Para investigar más a fondo el papel de alpha2-NKA, los investigadores recurrieron a ratones modificados genéticamente que comienzan a desarrollar ovillos tau alrededor de los 6 meses de edad. A la edad de 9 meses y medio, los cerebros de estos animales están dañados, atrofiados e inflamados, y han perdido la capacidad de realizar correctamente las tareas mundanas de la vida de los roedores, como construir un nido. Los investigadores encontraron que los ratones genéticamente modificados, como los humanos con tauopatías, tenían niveles elevados de alfa2-NKA en sus cerebros. Los niveles aumentaron a medida que los ratones envejecían y la inflamación y el daño cerebral empeoraban.

La digoxina, un fármaco utilizado para tratar enfermedades del corazón, interfiere con la actividad de alfa2-NKA. Los investigadores probaron si el tratamiento de ratones con digoxina podría reducir los enredos de tau, la contracción y la inflamación del cerebro y los cambios de comportamiento. El fármaco funcionó y, además, funcionó tanto si se les administraba el compuesto a ratones menores de 6 meses, cuando los animales apenas comenzaban a desarrollar enredos de tau, como a los 8 meses, cuando los enredos y el daño ya estaban establecidos.

«El mensaje final aquí es que suprimir el estado astrocítico inflamado detiene la progresión de la enfermedad», dijo Mann. «Esto es importante porque las terapias experimentales para el Alzheimer y las tauopatías relacionadas se han centrado en gran medida en eliminar las proteínas patológicas implicadas en la disfunción y muerte neuronal. Sin embargo, nuestro estudio muestra que controlar los astrocitos inflamados y la inflamación cerebral puede ser clave para tratar con éxito tales afecciones».

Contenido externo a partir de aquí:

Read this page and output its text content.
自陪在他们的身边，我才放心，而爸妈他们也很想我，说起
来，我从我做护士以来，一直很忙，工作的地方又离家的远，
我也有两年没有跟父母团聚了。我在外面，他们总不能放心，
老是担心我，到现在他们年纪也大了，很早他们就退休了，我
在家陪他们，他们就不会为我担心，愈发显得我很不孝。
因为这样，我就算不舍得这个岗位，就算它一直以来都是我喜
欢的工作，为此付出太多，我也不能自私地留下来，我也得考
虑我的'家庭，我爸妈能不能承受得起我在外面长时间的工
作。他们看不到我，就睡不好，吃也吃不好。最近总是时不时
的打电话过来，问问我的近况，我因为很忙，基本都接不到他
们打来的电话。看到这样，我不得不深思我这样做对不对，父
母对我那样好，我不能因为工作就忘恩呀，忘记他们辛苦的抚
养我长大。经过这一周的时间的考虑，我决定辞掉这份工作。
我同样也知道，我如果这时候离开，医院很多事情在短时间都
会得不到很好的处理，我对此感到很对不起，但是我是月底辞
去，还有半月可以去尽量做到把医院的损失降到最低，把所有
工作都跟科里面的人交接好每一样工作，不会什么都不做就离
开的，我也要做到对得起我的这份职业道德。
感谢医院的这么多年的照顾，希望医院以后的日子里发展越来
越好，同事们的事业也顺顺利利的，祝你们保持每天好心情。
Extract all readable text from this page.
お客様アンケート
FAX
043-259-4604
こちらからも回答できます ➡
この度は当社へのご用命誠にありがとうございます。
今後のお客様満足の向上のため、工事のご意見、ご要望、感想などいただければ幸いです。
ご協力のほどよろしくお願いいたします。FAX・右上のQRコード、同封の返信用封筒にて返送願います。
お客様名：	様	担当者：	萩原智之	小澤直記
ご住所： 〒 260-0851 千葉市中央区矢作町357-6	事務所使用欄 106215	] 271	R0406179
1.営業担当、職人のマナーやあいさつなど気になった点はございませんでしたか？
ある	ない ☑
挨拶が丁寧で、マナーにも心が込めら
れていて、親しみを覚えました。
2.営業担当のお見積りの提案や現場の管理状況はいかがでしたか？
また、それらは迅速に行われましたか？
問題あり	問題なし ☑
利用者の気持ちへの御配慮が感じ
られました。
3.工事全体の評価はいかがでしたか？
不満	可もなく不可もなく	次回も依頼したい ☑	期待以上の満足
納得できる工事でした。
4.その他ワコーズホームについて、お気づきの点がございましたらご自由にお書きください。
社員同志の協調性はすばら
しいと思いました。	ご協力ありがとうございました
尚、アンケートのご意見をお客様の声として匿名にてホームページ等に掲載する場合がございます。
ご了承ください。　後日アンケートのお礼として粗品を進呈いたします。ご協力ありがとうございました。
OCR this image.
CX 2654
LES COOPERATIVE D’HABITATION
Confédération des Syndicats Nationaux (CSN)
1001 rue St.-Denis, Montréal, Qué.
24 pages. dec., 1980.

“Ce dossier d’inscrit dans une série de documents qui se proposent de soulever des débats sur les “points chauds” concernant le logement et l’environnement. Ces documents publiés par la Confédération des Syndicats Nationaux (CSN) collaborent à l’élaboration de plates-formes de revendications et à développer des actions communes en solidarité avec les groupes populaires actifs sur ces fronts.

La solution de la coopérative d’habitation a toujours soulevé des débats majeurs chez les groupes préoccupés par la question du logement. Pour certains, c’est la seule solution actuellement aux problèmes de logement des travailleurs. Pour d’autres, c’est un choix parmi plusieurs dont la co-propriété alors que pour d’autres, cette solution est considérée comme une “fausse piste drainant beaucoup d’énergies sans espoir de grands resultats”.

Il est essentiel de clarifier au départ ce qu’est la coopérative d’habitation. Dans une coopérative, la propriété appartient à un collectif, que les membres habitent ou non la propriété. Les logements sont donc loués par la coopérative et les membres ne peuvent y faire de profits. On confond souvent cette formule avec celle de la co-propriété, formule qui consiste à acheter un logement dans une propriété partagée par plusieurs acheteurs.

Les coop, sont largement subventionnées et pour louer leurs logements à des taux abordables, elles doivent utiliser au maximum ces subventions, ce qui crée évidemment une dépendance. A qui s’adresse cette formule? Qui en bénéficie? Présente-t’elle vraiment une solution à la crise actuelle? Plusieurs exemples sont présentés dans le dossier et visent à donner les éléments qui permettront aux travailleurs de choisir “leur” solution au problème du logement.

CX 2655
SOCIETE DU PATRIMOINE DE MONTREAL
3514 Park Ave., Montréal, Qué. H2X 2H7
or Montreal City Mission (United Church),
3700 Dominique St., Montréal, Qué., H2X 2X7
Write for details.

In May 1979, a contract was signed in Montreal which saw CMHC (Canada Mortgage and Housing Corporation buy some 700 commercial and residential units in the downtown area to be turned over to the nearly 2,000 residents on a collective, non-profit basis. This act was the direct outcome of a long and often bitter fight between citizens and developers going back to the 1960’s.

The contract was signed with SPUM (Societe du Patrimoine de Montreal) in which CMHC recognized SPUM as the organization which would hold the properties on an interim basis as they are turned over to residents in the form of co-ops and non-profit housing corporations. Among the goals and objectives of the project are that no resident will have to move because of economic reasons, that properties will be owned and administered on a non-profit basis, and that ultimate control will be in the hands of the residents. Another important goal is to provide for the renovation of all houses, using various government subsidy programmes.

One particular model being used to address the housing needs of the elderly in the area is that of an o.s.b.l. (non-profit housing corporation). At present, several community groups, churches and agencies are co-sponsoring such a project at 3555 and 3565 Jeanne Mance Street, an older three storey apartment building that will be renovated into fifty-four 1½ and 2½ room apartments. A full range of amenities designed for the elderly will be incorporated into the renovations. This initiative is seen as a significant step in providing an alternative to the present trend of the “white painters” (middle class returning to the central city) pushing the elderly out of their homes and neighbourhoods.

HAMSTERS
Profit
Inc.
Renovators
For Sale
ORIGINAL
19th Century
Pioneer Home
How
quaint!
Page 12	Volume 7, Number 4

Aunque la digoxina ha sido aprobada por la Administración de Alimentos y Medicamentos (FDA, por sus siglas en inglés) para ciertas afecciones cardíacas, sus efectos en el cerebro deben estudiarse más a fondo antes de que pueda evaluarse como una terapia potencial para el Alzheimer y las tauopatías relacionadas, dijo Gallardo.